Wednesday, October 20, 2004

A mouse in the house

I picked it out of the bargain bin for its delicate illustrations.

The Mouse of Amherst, by Elizabeth Spires, illustrated by Claire A. Nivala, is an odd little tale.

When I first read it, months ago now, I was not impressed. I thought it rather boring and somewhat patronizing in tone. More than anything I was mystified at who the audience for this book might be. Why on Earth would a 8-year-old want to read this? It was weird.

Rereading it today, I feel differently. Maybe it's the sinus medication affecting my judgement, or the germ of illness crying out for a gentle touch. Maybe it's a realization in the face of miles of crap lining the shelves of the bookstores, farting dogs and celebrity discharge.

This mouse is a really sweet mouse, trying to make her way in the world, to know her heart, privileged enough to find housing in the wainscoting of Emily Dickinson's bedroom.

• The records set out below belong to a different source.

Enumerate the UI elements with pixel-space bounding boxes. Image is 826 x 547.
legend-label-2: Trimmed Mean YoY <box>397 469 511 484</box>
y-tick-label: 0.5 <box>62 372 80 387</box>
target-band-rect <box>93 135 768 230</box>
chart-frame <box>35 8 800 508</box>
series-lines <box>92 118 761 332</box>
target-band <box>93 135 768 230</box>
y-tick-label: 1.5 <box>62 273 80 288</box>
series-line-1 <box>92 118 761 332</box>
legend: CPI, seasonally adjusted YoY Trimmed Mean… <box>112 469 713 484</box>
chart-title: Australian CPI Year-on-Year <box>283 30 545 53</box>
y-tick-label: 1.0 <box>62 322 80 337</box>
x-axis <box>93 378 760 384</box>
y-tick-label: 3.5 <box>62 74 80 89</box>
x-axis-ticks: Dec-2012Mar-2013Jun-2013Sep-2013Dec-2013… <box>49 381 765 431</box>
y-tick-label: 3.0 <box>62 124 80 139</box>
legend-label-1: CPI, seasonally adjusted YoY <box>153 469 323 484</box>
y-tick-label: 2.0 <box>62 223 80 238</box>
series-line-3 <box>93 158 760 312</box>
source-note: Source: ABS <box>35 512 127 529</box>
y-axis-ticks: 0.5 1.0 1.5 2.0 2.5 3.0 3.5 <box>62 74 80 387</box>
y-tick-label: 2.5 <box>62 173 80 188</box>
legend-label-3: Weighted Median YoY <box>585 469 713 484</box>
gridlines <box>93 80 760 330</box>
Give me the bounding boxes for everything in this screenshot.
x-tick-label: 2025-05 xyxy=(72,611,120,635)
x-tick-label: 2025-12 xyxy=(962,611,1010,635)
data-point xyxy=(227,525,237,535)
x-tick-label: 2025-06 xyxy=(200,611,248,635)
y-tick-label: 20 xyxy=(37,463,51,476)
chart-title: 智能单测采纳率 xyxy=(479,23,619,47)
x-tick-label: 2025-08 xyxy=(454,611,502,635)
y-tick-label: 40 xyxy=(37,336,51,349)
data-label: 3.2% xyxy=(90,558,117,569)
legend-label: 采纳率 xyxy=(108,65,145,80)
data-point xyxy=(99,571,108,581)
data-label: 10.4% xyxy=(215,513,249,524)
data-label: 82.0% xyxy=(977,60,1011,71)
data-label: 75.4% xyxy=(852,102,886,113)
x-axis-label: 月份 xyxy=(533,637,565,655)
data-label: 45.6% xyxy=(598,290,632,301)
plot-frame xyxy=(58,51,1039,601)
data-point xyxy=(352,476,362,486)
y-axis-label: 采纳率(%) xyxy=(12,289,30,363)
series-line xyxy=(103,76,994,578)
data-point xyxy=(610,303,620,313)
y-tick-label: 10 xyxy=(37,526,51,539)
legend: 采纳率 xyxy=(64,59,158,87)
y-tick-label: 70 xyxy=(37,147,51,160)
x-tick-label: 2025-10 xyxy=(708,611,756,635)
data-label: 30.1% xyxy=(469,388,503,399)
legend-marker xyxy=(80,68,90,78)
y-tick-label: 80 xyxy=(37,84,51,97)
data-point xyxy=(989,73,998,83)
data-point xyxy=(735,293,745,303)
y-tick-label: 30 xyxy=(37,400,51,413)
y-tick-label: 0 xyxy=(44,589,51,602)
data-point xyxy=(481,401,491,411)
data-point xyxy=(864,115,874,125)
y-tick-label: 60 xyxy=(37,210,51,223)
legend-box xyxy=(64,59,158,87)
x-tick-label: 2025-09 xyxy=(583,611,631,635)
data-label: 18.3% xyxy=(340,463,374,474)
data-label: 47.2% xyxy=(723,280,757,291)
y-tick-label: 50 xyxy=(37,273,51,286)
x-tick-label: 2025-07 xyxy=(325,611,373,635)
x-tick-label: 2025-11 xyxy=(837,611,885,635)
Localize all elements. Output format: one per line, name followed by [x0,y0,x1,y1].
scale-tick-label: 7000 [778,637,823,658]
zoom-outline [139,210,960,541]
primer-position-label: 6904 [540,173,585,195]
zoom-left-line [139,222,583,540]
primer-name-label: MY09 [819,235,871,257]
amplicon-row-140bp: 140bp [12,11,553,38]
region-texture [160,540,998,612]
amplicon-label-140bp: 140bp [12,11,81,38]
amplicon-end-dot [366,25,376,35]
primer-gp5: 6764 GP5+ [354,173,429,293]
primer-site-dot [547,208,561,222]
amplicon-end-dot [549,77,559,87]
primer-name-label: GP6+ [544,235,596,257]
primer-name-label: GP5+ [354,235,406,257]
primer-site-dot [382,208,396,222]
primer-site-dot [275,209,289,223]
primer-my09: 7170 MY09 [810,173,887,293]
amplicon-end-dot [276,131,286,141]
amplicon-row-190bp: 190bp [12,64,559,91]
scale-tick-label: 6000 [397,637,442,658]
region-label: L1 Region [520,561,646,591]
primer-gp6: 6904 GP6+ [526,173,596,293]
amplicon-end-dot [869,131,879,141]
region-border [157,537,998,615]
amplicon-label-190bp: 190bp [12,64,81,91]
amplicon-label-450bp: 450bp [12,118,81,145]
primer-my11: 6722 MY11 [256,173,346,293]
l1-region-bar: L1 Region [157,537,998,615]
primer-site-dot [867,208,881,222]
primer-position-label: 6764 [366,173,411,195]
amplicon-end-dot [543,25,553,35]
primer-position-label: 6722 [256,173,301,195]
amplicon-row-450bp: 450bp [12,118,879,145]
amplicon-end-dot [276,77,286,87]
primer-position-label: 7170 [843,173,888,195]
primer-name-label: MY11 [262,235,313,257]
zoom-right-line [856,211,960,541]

I was never a fan of Emily Dickinson. Perhaps that explains my initial distaste for this tale. My own personal taste aside, this is a lovely introduction to the life and work of an "important" poet. Beyond this, it might inspire the young reader to awe at the power of the written word.

My hand trembled and my heart beat rapidly as I read what I had just written. Was it possible that I was a poet? I scarcely dared to believe it. And yet I had just written something that expressed my deepest feelings. From what secret place had my words come?

Neither is there shortage of adventurous incident in the daily life of this poet mouse: a cat, an outburst directed at an unkind visitor, an ill-timed nap in a basket of gingerbread, and a ratcatcher called by the business-like sister.

This book will stir romantic souls.

Emily's poem made me feel the vastness of the universe, and a lonely sailor's desire for both adventure and safe harbor.

This mouse's tale made me remember the vastness of poetry, and a young reader's longing for the stirring of unknown passions and the compassionate voice to articulate the workings of one's heart. What 8-year-old could resist?